Fastbinder stared at the boy in disbelief. The kid exploded into hyena howls of hysteria. “I’m kidding, you dope!”
“I see.”
“Wow, Pops, you have got one humungous stick up your butt!”
“I suppose I do.”
“You need somebody like me around to help with butt-stick removal.”
“And to assist in butt-sling avoidance,” Fastbinder added. “By zee way, I like zee haircut.”
The grinning kid felt his new crew cut. “Had to do something. I had a big empty patch. Can I move in with you? Cause Carla is heading for Vegas.”
The kid moved in and Fastbinder went through culture shock, but the rewards far outweighed the annoyances. Jack Fast was as independent as they came. Fastbinder found himself with a son he didn’t have to be responsible for.
Fastbinder also discovered his kid was brilliant— like no other Fastbinder before him. “All of us were nothing but reverse engineers. You’re the first creative genius we’ve ever had,” he told Jack a few months later.
“Aw, jeez, Pops,” Jack said. “I just like fiddling with stuff is all.” He closed the small aluminum door on the power unit. “It’s just a proton beam chisel, really. Not even an accurate one.”
“This could be the greatest leap in portable power technology in decades,” his father insisted. “No one knew that proton beams could be used for this. They are too busy using zee technology to carve computer chips out of old porcelain teacups.”
“Let’s see if it works before you get all gushy,” the kid protested. But the proton beam generator worked very well. That was the thing about Jack—whatever he set his mind to create, he created. He told Fastbinder how, when he was eight, he had formed a boys club that played unbelievably sophisticated jokes on the townsfolk. The other boys couldn’t hold an interest in the club and girls at the same time, so it all fell apart when puberty hit the group. Jack had been more or less a highly sociable loner since seventh grade.
With access to Fastbinder’s desert workshop, Jack went into creative overdrive, churning out amazing— and sometimes amazingly useless—technological creations. Like his father, he loved old mechanical junk.

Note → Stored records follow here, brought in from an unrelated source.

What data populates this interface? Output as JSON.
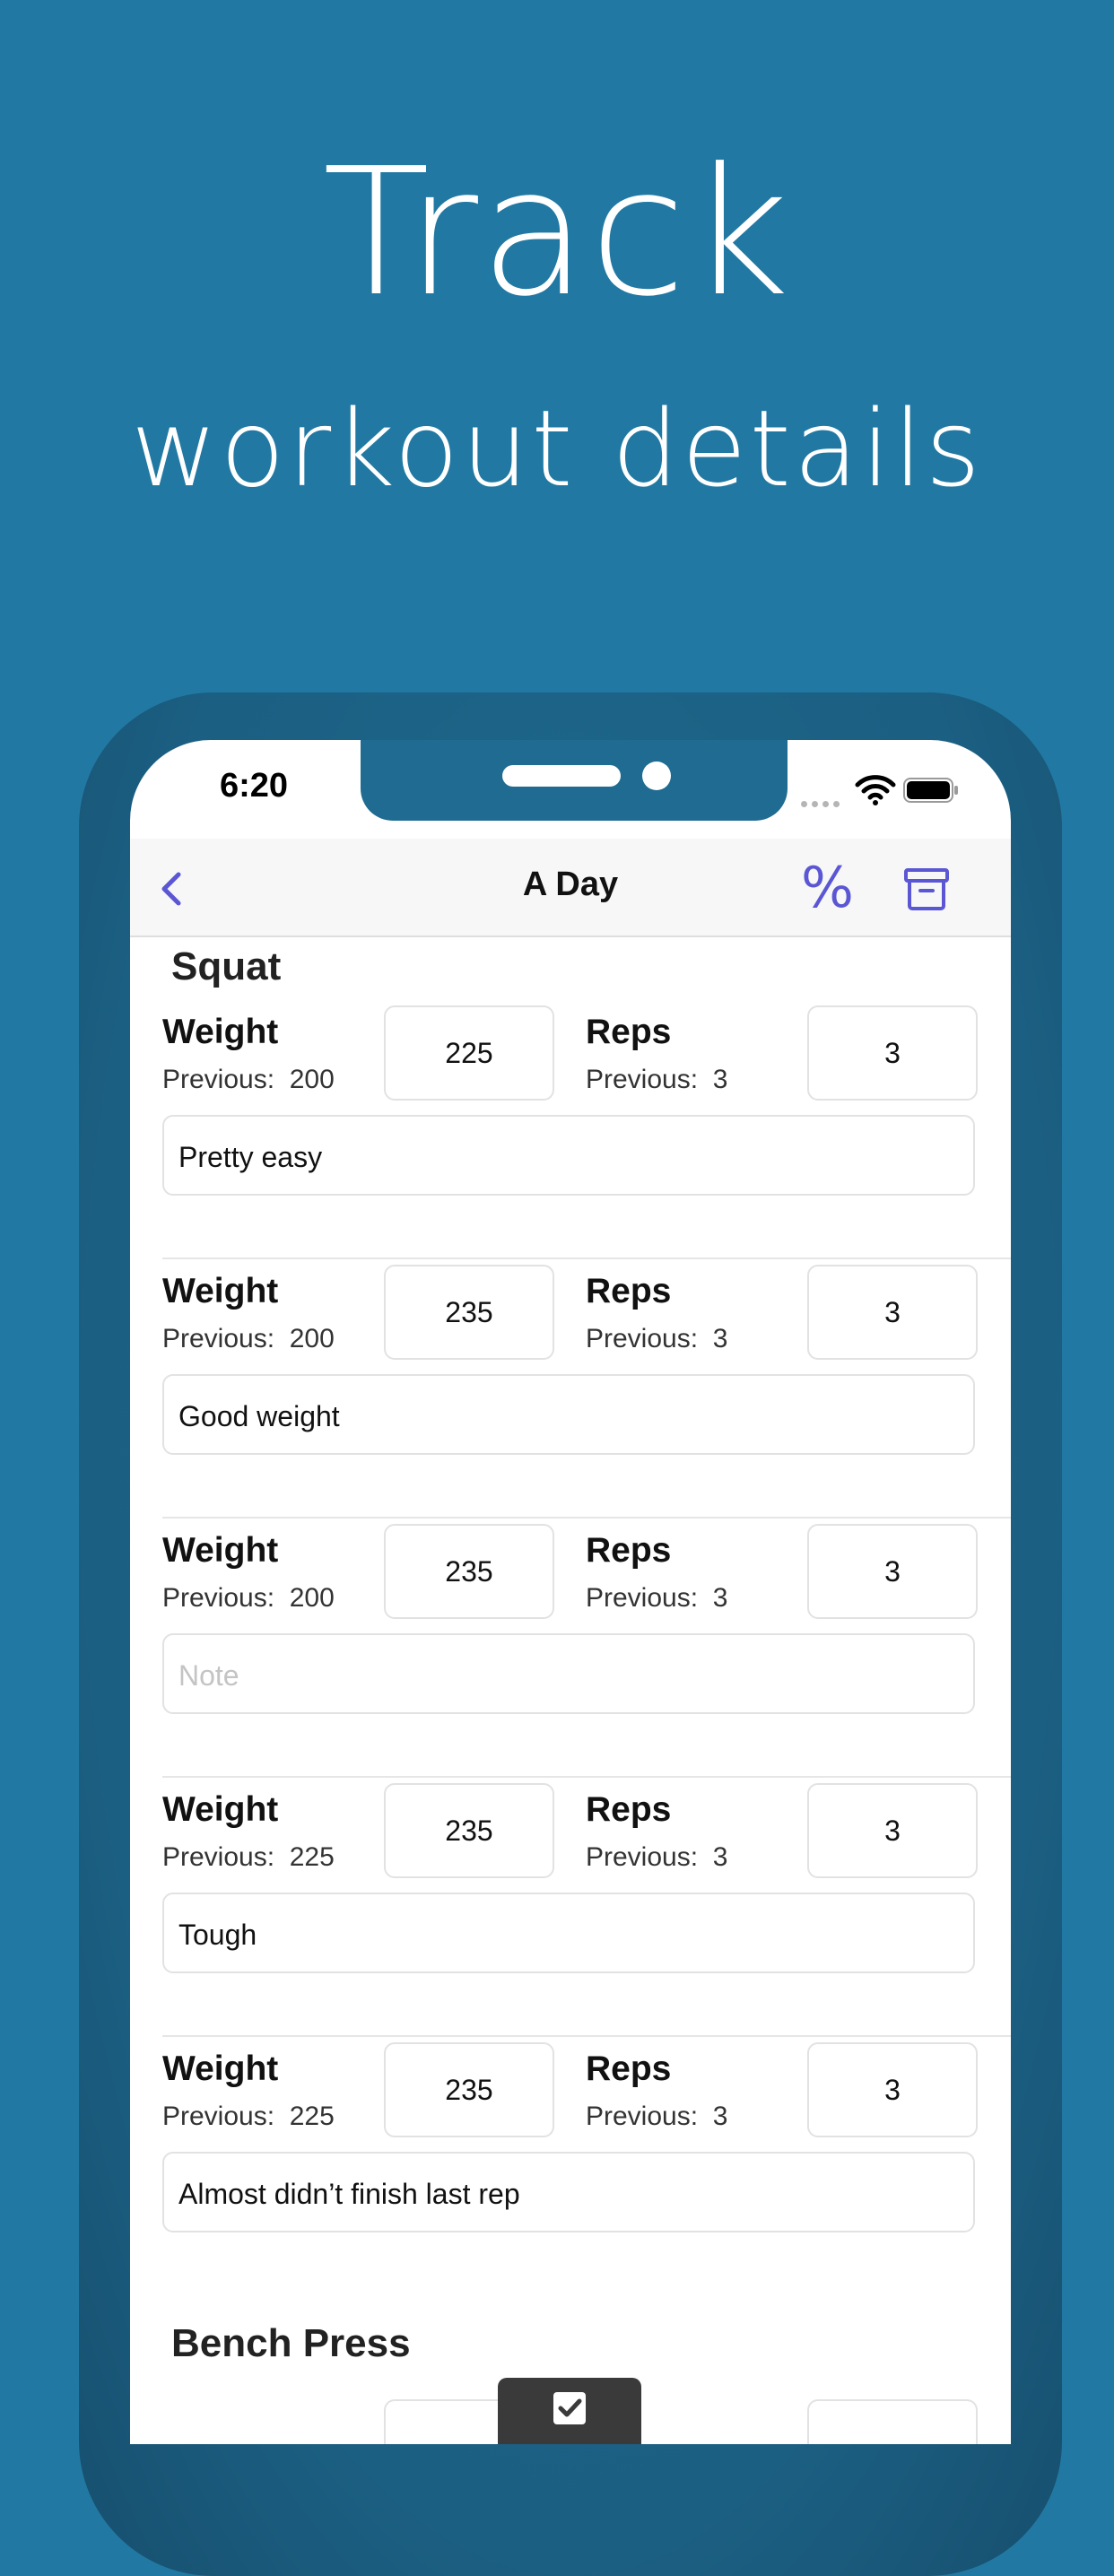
{
  "hero": {
    "title": "Track",
    "subtitle": "workout details"
  },
  "status_bar": {
    "time": "6:20"
  },
  "nav": {
    "title": "A Day",
    "percent_symbol": "%"
  },
  "exercises": [
    {
      "name": "Squat",
      "weight_label": "Weight",
      "reps_label": "Reps",
      "previous_label": "Previous:",
      "sets": [
        {
          "weight": "225",
          "reps": "3",
          "prev_weight": "200",
          "prev_reps": "3",
          "note": "Pretty easy"
        },
        {
          "weight": "235",
          "reps": "3",
          "prev_weight": "200",
          "prev_reps": "3",
          "note": "Good weight"
        },
        {
          "weight": "235",
          "reps": "3",
          "prev_weight": "200",
          "prev_reps": "3",
          "note": "",
          "note_placeholder": "Note"
        },
        {
          "weight": "235",
          "reps": "3",
          "prev_weight": "225",
          "prev_reps": "3",
          "note": "Tough"
        },
        {
          "weight": "235",
          "reps": "3",
          "prev_weight": "225",
          "prev_reps": "3",
          "note": "Almost didn’t finish last rep"
        }
      ]
    },
    {
      "name": "Bench Press"
    }
  ],
  "colors": {
    "background": "#2179a3",
    "accent": "#5b57d4",
    "frame": "#1b5f82"
  },
  "icons": [
    "back-chevron-icon",
    "percent-icon",
    "archive-icon",
    "wifi-icon",
    "battery-icon",
    "checklist-icon"
  ]
}
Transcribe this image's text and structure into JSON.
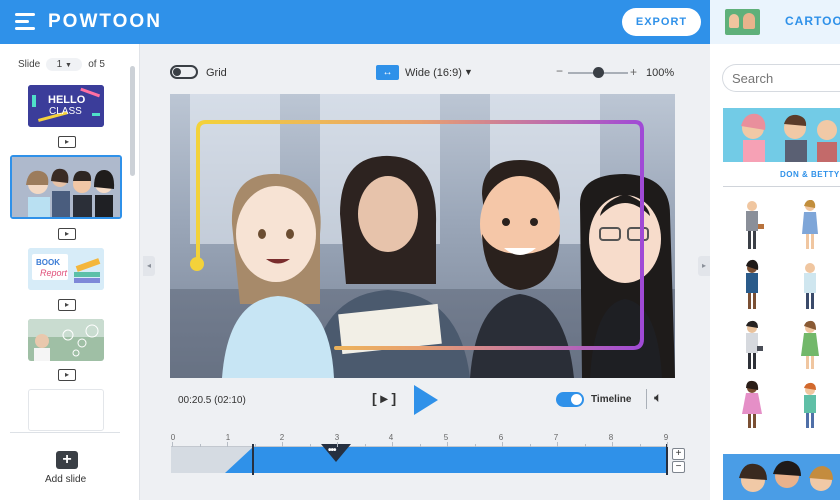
{
  "app": {
    "logo": "POWTOON",
    "export_label": "EXPORT",
    "brand_color": "#2f91e9"
  },
  "library": {
    "title": "CARTOON",
    "search_placeholder": "Search",
    "banner_title": "DON & BETTY"
  },
  "slides": {
    "label": "Slide",
    "current": "1",
    "of_label": "of 5",
    "thumbnails": [
      {
        "text_1": "HELLO",
        "text_2": "CLASS"
      },
      {
        "text_1": "",
        "text_2": ""
      },
      {
        "text_1": "BOOK",
        "text_2": "Report"
      },
      {
        "text_1": "",
        "text_2": ""
      },
      {
        "text_1": "",
        "text_2": ""
      }
    ],
    "add_slide_label": "Add slide"
  },
  "toolbar": {
    "grid_label": "Grid",
    "grid_on": false,
    "aspect_label": "Wide (16:9)",
    "zoom_value": "100%",
    "zoom_level": 0.5
  },
  "playback": {
    "time": "00:20.5 (02:10)",
    "timeline_label": "Timeline",
    "timeline_on": true
  },
  "timeline": {
    "ticks": [
      "0",
      "1",
      "2",
      "3",
      "4",
      "5",
      "6",
      "7",
      "8",
      "9"
    ],
    "playhead_label": "•••",
    "zoom_in": "+",
    "zoom_out": "−"
  }
}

Fastbinder had brought all of the marvels from the old family home in Cologne, and for years he had been accumulating more antique apparatus through a global network of buyers. His collection was vast.
When Fastbinder saw the potential in the boy, he started coming up with funding. He even bought the boy a proton beam chisel, an obsolete experimental model that had to be shipped from Singapore. The shipping cost was more than the device, which the National University of Singapore Research Center for Nuclear Microscopy considered to be scrap.
The research center had enabled a whole new realm of microscopic chiseling to be performed with its research, but Jack Fast made it into something else entirely. His miniaturized devices, based on the technology from Singapore, created a microscopic burst of high-speed subatomic particles channeled into a tiny electric generator, converting it into large quantities of available electricity for extended periods.
“Will you patent it?” his father asked.
“Nah ” Jack said. “I’m keeping it a secret.”
“For what purpose?” his father asked.
“Pops, think about it. Ironhand will run for months with this baby inside him. Think what he could do. He could walk all the way to White Sands without needing a battery change. All the way and back.”
Chapter 30
Remo sat in the chair as Chiun stood near Smith’s desk.
“Ignore him, Emperor. His brain has jellied,” Chiun proclaimed.
“My brain is fine,” Remo protested.
“It is sad indeed when a teacher discovers his pupil has learned nothing despite a lifetime of education. He was a simpleton when I found him and a simpleton he remains.”
“Go eat a cow.” Remo responded.
“See the disrespect? Witness the lack of understanding?”
‘I’m inclined to agree with Master Chiun this time, Remo. You’ve demonstrated poor judgment recently.”
“And you can go to hell. You have no clue what’s been happening, Smitty. This is a weapon we might not be able to overcome. It’s not a rock or an arrow or a bullet or a bomb. We’re not slithering around it or dodging it or outrunning it.”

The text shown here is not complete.